Perhaps the most intriguing of these essays considers the role of an institution’s religious foundation in a modern, secular context. Here Graham’s ranging argument dismantles several popular notions—the concept behind a “knowledge economy,” the Rawlsian notion of the state as a suitably neutral agent (in a pluralistic society) for the management of this economy, and (again) the notion that the value of higher education lies in its creation of commercial or material prosperity. The relevant question becomes, “What does one do with one’s prosperity once created?” “It could of course be spent on personal gratification— more holidays, more visits to pubs and restaurants, more fashionable clothes, computer games, gossip magazines, DVDs, television quiz programmes and so on.” When we have had our fill of pubs, however, it may be that a good life might also include a “cultural infrastructure” in which religion was meaningful.

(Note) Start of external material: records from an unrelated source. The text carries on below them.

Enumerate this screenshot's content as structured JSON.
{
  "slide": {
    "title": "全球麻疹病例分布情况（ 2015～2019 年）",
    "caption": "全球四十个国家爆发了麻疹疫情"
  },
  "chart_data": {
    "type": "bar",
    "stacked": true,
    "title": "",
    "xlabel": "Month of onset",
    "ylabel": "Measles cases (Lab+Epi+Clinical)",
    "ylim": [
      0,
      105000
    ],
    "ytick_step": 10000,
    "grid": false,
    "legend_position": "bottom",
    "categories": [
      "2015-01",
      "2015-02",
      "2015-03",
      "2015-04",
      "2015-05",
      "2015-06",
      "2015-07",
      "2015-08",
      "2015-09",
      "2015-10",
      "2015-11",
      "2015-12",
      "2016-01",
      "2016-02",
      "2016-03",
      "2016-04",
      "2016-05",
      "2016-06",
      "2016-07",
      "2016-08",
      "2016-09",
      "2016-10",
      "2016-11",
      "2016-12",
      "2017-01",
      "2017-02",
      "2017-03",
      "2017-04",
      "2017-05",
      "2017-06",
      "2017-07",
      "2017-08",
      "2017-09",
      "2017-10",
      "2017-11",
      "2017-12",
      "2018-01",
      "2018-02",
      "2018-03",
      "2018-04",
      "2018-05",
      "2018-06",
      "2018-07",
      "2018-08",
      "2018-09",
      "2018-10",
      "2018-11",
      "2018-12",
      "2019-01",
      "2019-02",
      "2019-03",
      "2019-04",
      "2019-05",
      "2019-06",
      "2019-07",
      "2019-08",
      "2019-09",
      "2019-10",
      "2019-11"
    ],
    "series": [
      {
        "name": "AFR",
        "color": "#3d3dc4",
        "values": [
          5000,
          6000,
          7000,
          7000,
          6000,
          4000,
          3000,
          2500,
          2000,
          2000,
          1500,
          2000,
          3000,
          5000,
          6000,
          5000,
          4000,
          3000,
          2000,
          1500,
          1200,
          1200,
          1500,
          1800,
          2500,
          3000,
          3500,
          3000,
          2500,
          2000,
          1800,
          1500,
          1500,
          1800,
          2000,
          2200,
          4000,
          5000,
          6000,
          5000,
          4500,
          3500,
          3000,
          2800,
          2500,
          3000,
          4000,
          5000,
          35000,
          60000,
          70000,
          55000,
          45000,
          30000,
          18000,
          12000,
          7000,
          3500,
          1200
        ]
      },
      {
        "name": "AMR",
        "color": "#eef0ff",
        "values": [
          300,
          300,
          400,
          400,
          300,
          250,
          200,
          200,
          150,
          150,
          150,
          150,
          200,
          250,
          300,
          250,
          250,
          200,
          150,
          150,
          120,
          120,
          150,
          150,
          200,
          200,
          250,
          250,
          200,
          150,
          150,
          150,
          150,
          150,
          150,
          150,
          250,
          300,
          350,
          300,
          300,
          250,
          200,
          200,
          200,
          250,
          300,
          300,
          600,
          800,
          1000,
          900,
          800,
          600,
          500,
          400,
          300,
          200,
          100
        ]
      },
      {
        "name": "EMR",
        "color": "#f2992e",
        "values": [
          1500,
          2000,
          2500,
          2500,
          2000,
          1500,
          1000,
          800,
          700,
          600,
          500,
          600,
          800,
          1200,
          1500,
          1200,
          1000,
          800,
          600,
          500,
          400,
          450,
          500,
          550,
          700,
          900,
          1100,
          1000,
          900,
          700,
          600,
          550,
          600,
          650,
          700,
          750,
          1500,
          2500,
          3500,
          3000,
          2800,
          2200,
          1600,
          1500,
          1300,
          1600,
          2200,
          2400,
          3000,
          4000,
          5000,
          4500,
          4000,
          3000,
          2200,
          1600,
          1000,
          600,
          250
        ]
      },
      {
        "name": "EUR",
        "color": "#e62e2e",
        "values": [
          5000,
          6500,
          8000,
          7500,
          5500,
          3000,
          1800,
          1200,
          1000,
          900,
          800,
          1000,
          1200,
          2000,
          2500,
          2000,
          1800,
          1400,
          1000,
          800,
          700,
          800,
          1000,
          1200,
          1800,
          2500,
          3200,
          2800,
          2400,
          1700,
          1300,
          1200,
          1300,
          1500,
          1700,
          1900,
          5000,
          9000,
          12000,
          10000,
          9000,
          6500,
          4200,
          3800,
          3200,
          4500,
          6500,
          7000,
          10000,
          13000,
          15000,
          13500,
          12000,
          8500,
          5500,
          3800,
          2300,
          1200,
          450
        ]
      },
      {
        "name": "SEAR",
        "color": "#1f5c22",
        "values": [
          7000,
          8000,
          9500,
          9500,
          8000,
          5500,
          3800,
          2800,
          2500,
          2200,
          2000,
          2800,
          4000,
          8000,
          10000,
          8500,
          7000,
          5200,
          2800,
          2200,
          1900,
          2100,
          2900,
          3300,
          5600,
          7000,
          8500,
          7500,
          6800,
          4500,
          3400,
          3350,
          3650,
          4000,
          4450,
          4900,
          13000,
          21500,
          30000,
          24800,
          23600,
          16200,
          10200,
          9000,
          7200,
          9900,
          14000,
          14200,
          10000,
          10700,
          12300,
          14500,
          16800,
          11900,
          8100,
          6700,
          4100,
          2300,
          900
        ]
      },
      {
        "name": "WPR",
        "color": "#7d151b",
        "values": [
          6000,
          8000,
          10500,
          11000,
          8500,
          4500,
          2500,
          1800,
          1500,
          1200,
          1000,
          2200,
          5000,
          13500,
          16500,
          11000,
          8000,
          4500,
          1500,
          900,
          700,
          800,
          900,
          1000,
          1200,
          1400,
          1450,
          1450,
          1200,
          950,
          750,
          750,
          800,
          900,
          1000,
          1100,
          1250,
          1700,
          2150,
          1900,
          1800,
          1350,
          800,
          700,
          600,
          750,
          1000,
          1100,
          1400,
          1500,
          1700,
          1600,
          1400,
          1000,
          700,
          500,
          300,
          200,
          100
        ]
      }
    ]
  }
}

The difficulty here, Graham cautions, is that secular man is unprepared to think religion relevant to either a good life or intellectual culture. Perhaps, however, religion finds an unlikely ally in the natural sciences. In the face of a hubristic, Protagorean culture where man is the measure of all things, these sciences study inescapably real things unmade and unmastered by man. “This is precisely what the religious founders of our ancient universities thought—that in the life of the mind and the explorations of the intellect, we reach beyond the human and begin to see and to appreciate, albeit dimly, the mind that made the world we occupy, a world which we certainly cannot fashion but which, mysteriously, we can hope to understand [his emphasis].” This latter point, made gingerly and briefly (too briefly), raises the fascinating prospect of a form of natural theology for a secular age.
Resemblances to Newman’s seminal work on higher education are many, even if Graham sets aside several of the clergyman’s concerns and differs with him about others. Not only is the structure oddly reminiscent of that earlier classic, but so too is the incisive application of genuine philosophical argument to immediate educational practices and the habits of mind they foster. The greatest— most important—resemblance, however, remains the forceful rearticulation of the essential purposes of higher education—of the inherent value or good of intellectual culture, of learning, of understanding for its own sake. While Graham’s own gritty realism does not permit him to be brushed off as either irrelevant or romantic, neither does his presentation of the case for intellect itself allow him to be dismissed as surrendering to fad and fashion. Others might make his case with less reliance on the language of wealth and value, and still others would amplify arguments having to do with cultural patrimony and inherited wisdom. Few, however, have presented so apt a corrective to the teleological drift in modern academic consciousness. And about such correctives, there can be no Prufrockian exhaustion.